Proceeding with the construction of the almost US$1 billion Amaila Falls Hydropower Station would be “downright criminal” because of the financial burden on the Guyana Power and Light (GPL) and the Treasury, Finance Minister Winston Jordan said.
He said in his 2015 National Budget presentation said under the current financial formula, GPL would be required to pay GUY$130 million to the power station operators, which would amount to GUY$2.6 billion over the duration of the power purchase agreement.
He said that does not include US$45 million spent on the construction of a road to the site of the hydropower station, US$80 million in equity and a US$35 million loan from the Inter American Development Bank (IDB).
“It will be delusion to suggest that GPL has the competence to handle such a financial burden,” he said.

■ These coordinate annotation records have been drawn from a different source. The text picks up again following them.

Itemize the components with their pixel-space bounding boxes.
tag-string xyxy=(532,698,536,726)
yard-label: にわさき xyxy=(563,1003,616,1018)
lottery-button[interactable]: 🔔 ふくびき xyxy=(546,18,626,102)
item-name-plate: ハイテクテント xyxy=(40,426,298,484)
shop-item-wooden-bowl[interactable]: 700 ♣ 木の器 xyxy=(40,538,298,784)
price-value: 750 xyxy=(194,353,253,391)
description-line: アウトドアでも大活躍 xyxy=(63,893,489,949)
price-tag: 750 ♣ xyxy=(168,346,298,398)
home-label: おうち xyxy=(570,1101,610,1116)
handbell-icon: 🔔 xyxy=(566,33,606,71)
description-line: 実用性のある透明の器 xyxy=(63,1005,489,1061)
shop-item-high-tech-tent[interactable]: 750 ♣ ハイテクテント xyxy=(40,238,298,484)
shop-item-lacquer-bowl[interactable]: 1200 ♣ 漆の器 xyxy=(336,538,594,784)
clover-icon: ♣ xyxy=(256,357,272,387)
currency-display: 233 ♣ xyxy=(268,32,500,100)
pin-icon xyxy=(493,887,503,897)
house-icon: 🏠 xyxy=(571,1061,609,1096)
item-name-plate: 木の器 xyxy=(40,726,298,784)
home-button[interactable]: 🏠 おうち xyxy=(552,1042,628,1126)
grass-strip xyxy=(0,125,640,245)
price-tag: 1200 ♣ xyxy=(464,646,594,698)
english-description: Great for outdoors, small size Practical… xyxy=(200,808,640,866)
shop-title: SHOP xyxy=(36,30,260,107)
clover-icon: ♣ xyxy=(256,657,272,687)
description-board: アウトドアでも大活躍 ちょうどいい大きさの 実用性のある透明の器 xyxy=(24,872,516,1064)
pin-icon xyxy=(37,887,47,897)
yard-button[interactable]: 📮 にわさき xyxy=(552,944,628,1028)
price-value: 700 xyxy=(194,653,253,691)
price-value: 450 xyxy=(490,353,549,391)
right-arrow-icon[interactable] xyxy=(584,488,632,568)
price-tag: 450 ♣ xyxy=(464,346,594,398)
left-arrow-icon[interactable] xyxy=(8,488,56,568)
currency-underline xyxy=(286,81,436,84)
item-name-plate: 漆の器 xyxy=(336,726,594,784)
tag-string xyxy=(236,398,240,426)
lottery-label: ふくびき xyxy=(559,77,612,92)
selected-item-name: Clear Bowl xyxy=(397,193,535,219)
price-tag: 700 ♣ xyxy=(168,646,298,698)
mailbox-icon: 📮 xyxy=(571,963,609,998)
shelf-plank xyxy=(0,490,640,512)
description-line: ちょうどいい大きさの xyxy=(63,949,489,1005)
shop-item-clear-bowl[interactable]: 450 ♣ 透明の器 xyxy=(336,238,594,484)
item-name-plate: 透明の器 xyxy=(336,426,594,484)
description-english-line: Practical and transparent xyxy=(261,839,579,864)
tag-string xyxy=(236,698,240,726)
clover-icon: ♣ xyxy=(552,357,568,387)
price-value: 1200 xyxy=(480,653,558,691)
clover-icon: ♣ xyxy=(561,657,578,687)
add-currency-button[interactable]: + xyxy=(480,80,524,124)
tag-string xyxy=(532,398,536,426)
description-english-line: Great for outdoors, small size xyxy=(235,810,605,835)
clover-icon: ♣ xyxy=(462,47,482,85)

The Finance Minister noted that GPL is saddled with high energy and technical losses and consumers would have to pay higher tariffs while the Treasury would be burdened by financial guarantees.
He said IDB experts have also found that the cost of Amaila Hydropower would be too high.
Instead, he said government would be focusing on the establishment energy farms that would be fuelled from fossil fuelled, wind, solar and hydro in Mazaruni with Brazil over the next five years. Other communities expected to benefit from renewable energy are Kato, Moco Moco, Tumatumari and Bartica.